Pages

Friday, April 11, 2014

Brandeis using J StreetU to repair relations with Al Quds U

I had to check the calendar, but no, Purim was a month ago and we are past April Fools as well.

From Free Beacon:

Two student leaders of J Street who recently came under fire for heckling an Israeli soldier have been selected by Brandeis University to help repair the school’s relationship with the Palestinian Al Quds University, which has hosted several anti-Israel terror rallies on its campus.
Brandeis was forced to sever its long-term partnership with Al Quds after it hosted a military rally last year that featured masked men performing the traditional Nazi salute.
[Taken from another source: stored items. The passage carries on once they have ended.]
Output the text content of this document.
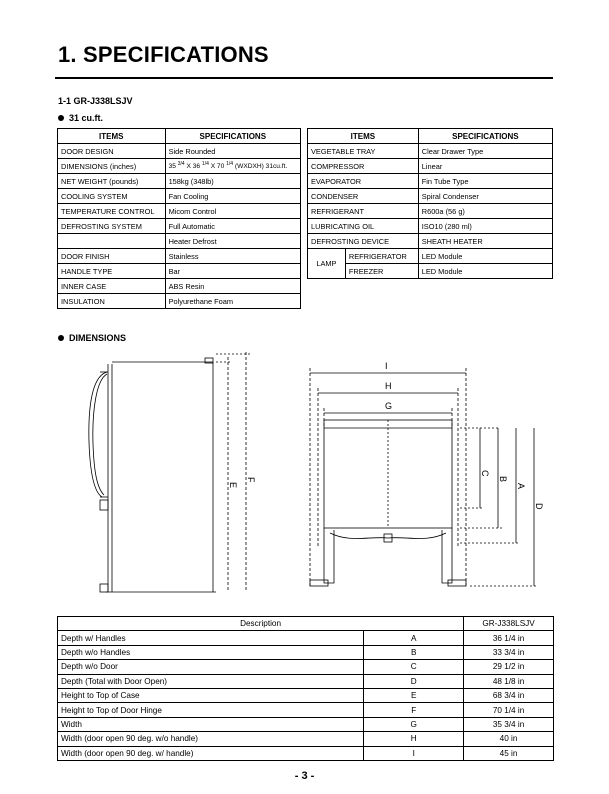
1. SPECIFICATIONS
1-1 GR-J338LSJV
31 cu.ft.
ITEMS	SPECIFICATIONS
DOOR DESIGN	Side Rounded
DIMENSIONS (inches)	35 $^{3/4}$ X 36 $^{1/4}$ X 70 $^{1/4}$ (WXDXH) 31cu.ft.
NET WEIGHT (pounds)	158kg (348lb)
COOLING SYSTEM	Fan Cooling
TEMPERATURE CONTROL	Micom Control
DEFROSTING SYSTEM	Full Automatic
	Heater Defrost
DOOR FINISH	Stainless
HANDLE TYPE	Bar
INNER CASE	ABS Resin
INSULATION	Polyurethane Foam
ITEMS		SPECIFICATIONS
VEGETABLE TRAY		Clear Drawer Type
COMPRESSOR		Linear
EVAPORATOR		Fin Tube Type
CONDENSER		Spiral Condenser
REFRIGERANT		R600a (56 g)
LUBRICATING OIL		ISO10 (280 ml)
DEFROSTING DEVICE		SHEATH HEATER
LAMP	REFRIGERATOR	LED Module
	FREEZER	LED Module
DIMENSIONS
E
F
I
H
G
C
B
A
D
Description		GR-J338LSJV
Depth w/ Handles	A	36 1/4 in
Depth w/o Handles	B	33 3/4 in
Depth w/o Door	C	29 1/2 in
Depth (Total with Door Open)	D	48 1/8 in
Height to Top of Case	E	68 3/4 in
Height to Top of Door Hinge	F	70 1/4 in
Width	G	35 3/4 in
Width (door open 90 deg. w/o handle)	H	40 in
Width (door open 90 deg. w/ handle)	I	45 in
- 3 -
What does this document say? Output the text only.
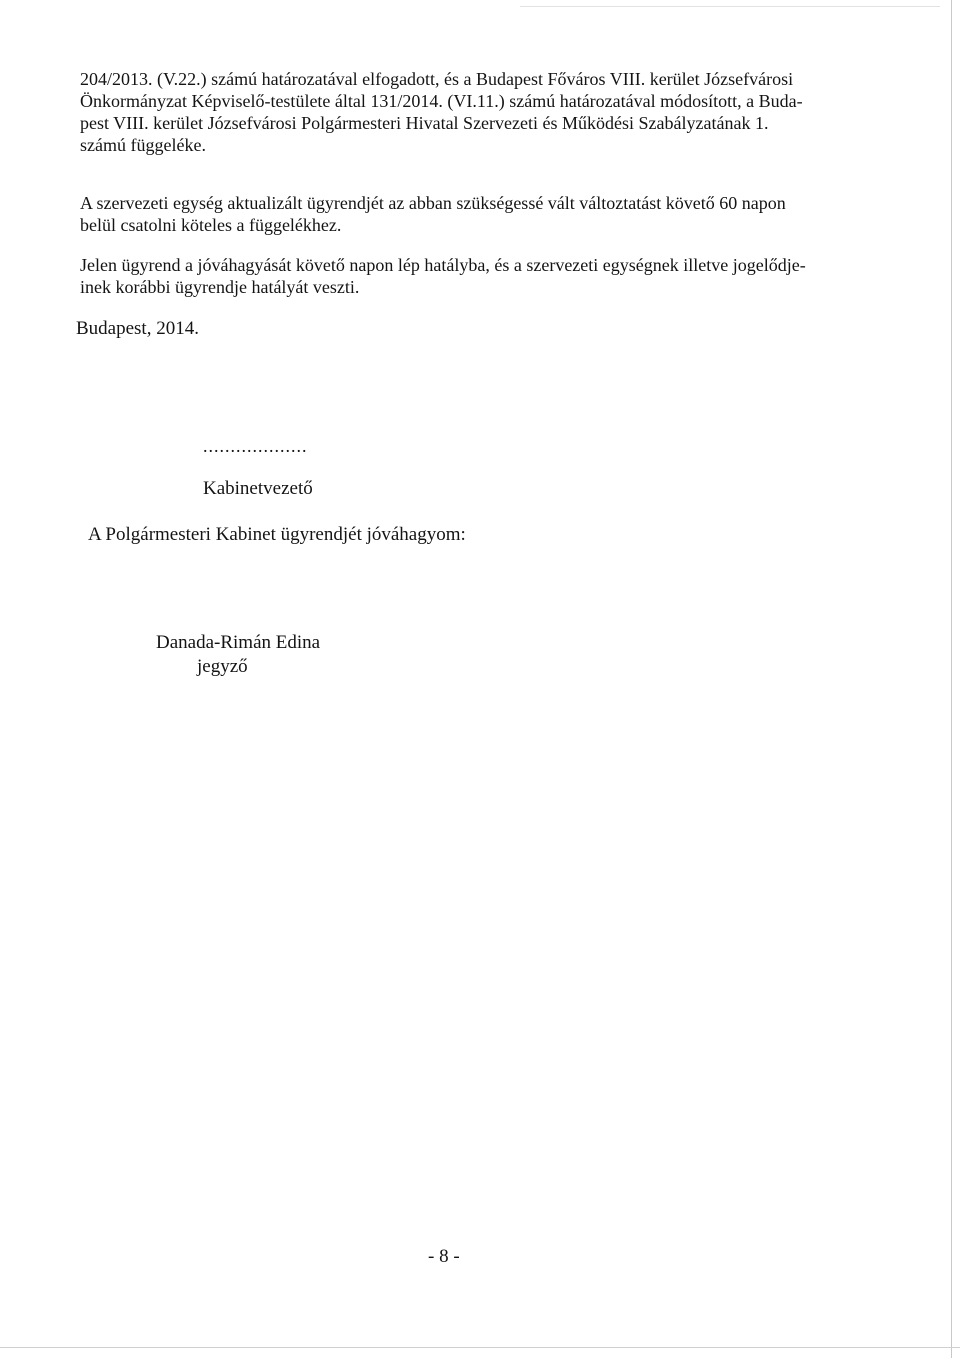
204/2013. (V.22.) számú határozatával elfogadott, és a Budapest Főváros VIII. kerület Józsefvárosi
Önkormányzat Képviselő-testülete által 131/2014. (VI.11.) számú határozatával módosított, a Buda-
pest VIII. kerület Józsefvárosi Polgármesteri Hivatal Szervezeti és Működési Szabályzatának 1.
számú függeléke.

A szervezeti egység aktualizált ügyrendjét az abban szükségessé vált változtatást követő 60 napon
belül csatolni köteles a függelékhez.

Jelen ügyrend a jóváhagyását követő napon lép hatályba, és a szervezeti egységnek illetve jogelődje-
inek korábbi ügyrendje hatályát veszti.

Budapest, 2014.
...................
Kabinetvezető
A Polgármesteri Kabinet ügyrendjét jóváhagyom:
Danada-Rimán Edina
jegyző
- 8 -
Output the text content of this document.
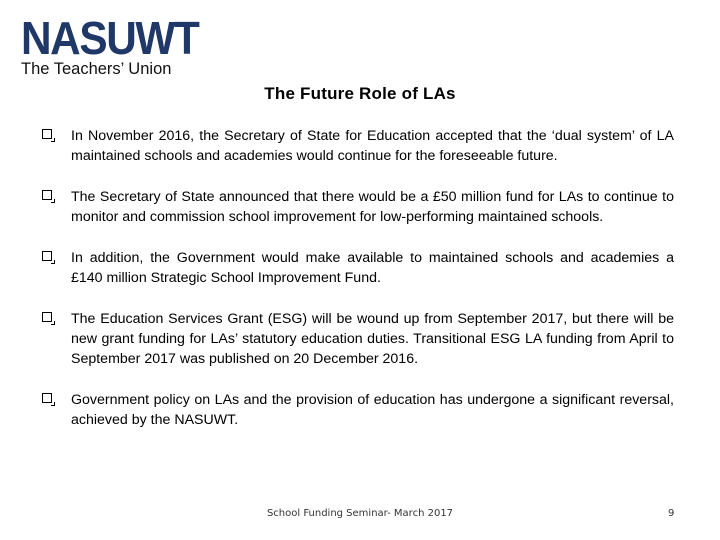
NASUWT
The Teachers’ Union
The Future Role of LAs
In November 2016, the Secretary of State for Education accepted that the ‘dual system’ of LA maintained schools and academies would continue for the foreseeable future.
The Secretary of State announced that there would be a £50 million fund for LAs to continue to monitor and commission school improvement for low-performing maintained schools.
In addition, the Government would make available to maintained schools and academies a £140 million Strategic School Improvement Fund.
The Education Services Grant (ESG) will be wound up from September 2017, but there will be new grant funding for LAs’ statutory education duties. Transitional ESG LA funding from April to September 2017 was published on 20 December 2016.
Government policy on LAs and the provision of education has undergone a significant reversal, achieved by the NASUWT.
School Funding Seminar- March 2017	9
A second Hamas rally was held in late March.
Two leaders of J Street’s campus group, J Street U, were recently given a $10,000 grant to travel to Al Quds and spearhead a “student dialogue initiative” aimed at repairing relations between the two universities.
The students—Eli Philip and Catriona Stewart—serve as the copresidents of Brandeis’s J Street U group. They most recently drew headlines for heckling a former IDF soldier who was speaking on campus.
The Al Quds dialogue initiative comes at a critical time for Brandeis, which is facing a fierce backlash for rescinding an honorary degree from the Islamic human rights activist Ayaan Hirsi Ali.
The J Street leaders were awarded the $10,000 as part of Brandeis’s Davis Projects for Peace program, which encourages students to “design grassroots projects for peace.”
...Al Quds students associated with Islamic Jihad’s campus faction donning black military gear and mock automatic weapons. They then marched across the school’s campus flashing the traditional Nazi salute.
J Street leaders Philip and Stewart say that the Nazi rally inspired them to pursue the new partnership, which will allow a delegation of Brandeis students to spend a week at Al Quds.
...The students claim that Brandeis’s decision to cut ties with Al Quds “lacked appreciation for [former Al Quds University head Sari] Nusseibeh’s desire to uphold the values of free speech and respect, as well as for the realities of life in the West Bank.”
J Street U sparked a row on Brandeis’s campus late last year, when Philip and others were reported to have been “disruptive and rude” during a speech by former IDF spokesman Barak Raz.
“Philip and his [J Street U] colleagues were so disruptive during Raz’s talk that there were calls for him to resign his student leadership position for having embarrassed the Brandeis community,” the Jewish Press reported at the time.
Raz later responded to the incident by stating that Philip “walked in [to the event], over an hour late, and aside from the disruptive chatter, missed the points that were made.”
“The behavior you displayed was quite sub-par,” Raz wrote, adding that “should you desire to continue this conversation, it’s probably best done in a way that reflects a little more integrity. I’m surprised that while you came to learn and listen, you refused to do that.”
Here's part of the grant proposal.



Brandeis seems to be teaching the philosophy that the worse people act, the more important it is to reward them.